I showed this passage to Drew and we smiled and chuckled, realizing that we were probably in for a very enlightening and emotional Mass experience. And what a doozy it was. It is like Fr. Jim knew what we were experiencing. His homily emphasized the importance of our reactions to life’s situations - Yep! We are learning that lesson right now! THEN, he went on to explain that although the Gospel reading about Jesus and Lazarus says, “Jesus wept,” the more original translation read, “Jesus burst into tears.” Father wanted us to think about a time when we felt that much emotion and how bursting into tears was often a sign of love and shock and overwhelming feelings – Yep! Been there, done that, two hours ago! Trying not to burst into tears right now! Needless to say, at this point I was fumbling around my purse looking for tissues and hoping people around me weren’t bothered by my sniffles. Father’s homily was exactly what we needed to hear, and the comfort of Communion with Jesus in the Eucharist provided the peace for which my soul longed. I am amazed at how often the lessons of the Mass align with the goings-on of my life. It would probably be a little bit scary if it weren’t actually so awe-inspiring.

We left Mass feeling very in love with each other and very loved and blessed by God. It became so easy to realize the important aspects of our dilemma: Drew was safe and healthy and we had people around us who were willing to help us find a solution to our problem. We didn’t know what the solution would be or when we would find it, but we felt a little more optimistic. After consulting our friends and realizing all we could do was wait, we went home and had a relatively relaxing evening.

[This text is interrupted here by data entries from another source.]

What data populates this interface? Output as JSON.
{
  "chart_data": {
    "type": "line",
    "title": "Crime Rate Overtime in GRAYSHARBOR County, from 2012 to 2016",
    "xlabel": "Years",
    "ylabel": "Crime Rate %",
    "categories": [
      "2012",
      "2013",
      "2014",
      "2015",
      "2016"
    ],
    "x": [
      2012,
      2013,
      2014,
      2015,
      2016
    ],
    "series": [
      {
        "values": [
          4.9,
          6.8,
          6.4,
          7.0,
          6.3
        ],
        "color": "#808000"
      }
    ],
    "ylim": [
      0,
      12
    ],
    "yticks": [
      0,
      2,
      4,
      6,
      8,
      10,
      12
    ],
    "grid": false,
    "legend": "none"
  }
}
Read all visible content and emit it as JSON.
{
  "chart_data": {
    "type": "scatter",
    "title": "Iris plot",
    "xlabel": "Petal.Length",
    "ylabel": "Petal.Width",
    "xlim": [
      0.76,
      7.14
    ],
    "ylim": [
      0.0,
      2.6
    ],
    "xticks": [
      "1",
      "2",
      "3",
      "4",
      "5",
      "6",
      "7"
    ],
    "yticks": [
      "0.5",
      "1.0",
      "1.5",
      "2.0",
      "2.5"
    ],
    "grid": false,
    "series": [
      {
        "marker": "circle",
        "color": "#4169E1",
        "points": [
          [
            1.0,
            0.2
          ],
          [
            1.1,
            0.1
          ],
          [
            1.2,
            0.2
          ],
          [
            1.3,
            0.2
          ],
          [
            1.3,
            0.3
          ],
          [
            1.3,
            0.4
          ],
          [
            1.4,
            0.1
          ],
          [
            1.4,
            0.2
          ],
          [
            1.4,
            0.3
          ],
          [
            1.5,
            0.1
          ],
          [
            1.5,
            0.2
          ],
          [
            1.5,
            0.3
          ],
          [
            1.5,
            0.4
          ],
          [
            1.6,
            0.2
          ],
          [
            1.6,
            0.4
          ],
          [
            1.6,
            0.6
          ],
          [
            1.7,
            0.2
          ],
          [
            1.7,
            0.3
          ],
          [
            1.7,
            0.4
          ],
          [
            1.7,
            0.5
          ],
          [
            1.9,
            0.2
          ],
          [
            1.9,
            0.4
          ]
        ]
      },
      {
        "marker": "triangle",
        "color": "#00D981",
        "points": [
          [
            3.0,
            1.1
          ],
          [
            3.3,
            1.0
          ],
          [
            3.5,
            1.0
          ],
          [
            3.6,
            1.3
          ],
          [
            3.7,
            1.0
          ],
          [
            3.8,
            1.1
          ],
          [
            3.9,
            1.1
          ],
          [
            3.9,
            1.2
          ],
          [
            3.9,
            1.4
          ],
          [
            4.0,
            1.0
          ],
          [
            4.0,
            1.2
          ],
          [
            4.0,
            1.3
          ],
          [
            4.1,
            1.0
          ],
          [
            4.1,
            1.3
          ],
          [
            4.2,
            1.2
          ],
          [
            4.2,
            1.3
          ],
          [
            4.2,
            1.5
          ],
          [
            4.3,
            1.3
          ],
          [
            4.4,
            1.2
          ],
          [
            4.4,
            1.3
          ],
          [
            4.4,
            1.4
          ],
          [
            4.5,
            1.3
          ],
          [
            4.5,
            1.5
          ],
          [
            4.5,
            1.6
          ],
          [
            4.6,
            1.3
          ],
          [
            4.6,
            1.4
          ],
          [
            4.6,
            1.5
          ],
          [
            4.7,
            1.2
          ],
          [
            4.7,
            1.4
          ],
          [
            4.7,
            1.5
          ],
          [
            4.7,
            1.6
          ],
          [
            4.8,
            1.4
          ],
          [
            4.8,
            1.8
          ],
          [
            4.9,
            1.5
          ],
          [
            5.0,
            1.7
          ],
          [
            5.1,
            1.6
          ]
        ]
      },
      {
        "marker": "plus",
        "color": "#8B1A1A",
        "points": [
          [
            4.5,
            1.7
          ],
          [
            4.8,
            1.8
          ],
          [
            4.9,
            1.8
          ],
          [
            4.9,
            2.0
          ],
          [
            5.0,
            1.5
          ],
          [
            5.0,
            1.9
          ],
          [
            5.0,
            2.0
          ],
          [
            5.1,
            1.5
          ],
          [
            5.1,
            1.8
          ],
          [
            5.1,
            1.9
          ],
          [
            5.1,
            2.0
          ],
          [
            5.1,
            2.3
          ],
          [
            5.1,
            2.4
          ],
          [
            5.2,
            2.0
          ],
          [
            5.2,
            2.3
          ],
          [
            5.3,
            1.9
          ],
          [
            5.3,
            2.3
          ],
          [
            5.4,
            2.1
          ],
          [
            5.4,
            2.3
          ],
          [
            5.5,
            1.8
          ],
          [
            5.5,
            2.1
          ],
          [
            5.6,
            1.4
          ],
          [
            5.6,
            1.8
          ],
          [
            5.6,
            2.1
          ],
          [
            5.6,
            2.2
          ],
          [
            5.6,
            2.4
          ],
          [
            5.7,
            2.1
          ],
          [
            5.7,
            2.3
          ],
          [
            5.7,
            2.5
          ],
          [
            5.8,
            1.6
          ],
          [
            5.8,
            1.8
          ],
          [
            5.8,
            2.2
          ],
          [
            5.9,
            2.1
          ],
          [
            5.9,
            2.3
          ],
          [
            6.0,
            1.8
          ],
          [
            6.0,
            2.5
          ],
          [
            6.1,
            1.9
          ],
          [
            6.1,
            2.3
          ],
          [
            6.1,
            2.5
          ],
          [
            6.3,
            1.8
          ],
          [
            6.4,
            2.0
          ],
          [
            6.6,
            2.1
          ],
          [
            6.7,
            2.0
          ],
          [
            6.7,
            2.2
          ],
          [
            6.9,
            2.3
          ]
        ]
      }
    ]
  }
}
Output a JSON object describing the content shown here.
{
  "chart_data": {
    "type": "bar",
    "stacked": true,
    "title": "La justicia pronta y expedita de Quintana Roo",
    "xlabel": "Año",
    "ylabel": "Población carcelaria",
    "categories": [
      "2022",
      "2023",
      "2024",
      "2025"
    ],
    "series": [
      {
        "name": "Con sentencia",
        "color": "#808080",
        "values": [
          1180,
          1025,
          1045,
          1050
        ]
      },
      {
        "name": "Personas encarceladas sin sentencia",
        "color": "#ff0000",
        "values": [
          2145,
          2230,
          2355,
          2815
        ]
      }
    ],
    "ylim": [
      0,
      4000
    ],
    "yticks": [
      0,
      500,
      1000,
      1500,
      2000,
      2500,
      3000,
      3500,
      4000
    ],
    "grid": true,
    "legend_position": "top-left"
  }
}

Of all the silver linings to be found in the Mudpocalypse, it is the overwhelming feeling of love from this day that I appreciate the most. It is easy to say that you will love someone “in good times and in bad,” but it is harder to do it in real life. In the grand scheme of "bad" things that can happen to a married couple, our problem was pretty low on the totem pole, although it felt very large at the time. We aren't dealing with many of the awful situations people all over the world face everyday, but as far as our daily lives go, we had been thrown into a tizzy. If I can love Drew this much when things are tough, how much better can I love him when life is running smoothly? I know my words here cannot have come close to conveying the profound stirring that occurred within my soul, but I hope I have given you a glimpse of it. Choosing love is worth it, and when you do you will be rewarded beyond measure. Love wins!

I just read this post to edit it and now I am crying again. Geez, Louise, I can feel my "stone cold" reputation slipping away.
Come back tomorrow to see pictures of Bruce stuck in the mud and read about the continuation of the Mudpocalypse! I promise it will NOT be as touchy-feely as this post was. :)

4/27/2014 UPDATE: If you want to listen to Father Jim's homily, click here.


  1. I started tearing up reading your emotional descriptions. I think one trick to maintaining an "ice" reputation is not having the talent to express emotions as eloquently as you did! lol

    1. Thanks, Kris. :) I am pretty decent at explaining how I feel in writing, but not as much in real life.

    2. And thank YOU for being so helpful and supportive through all of it!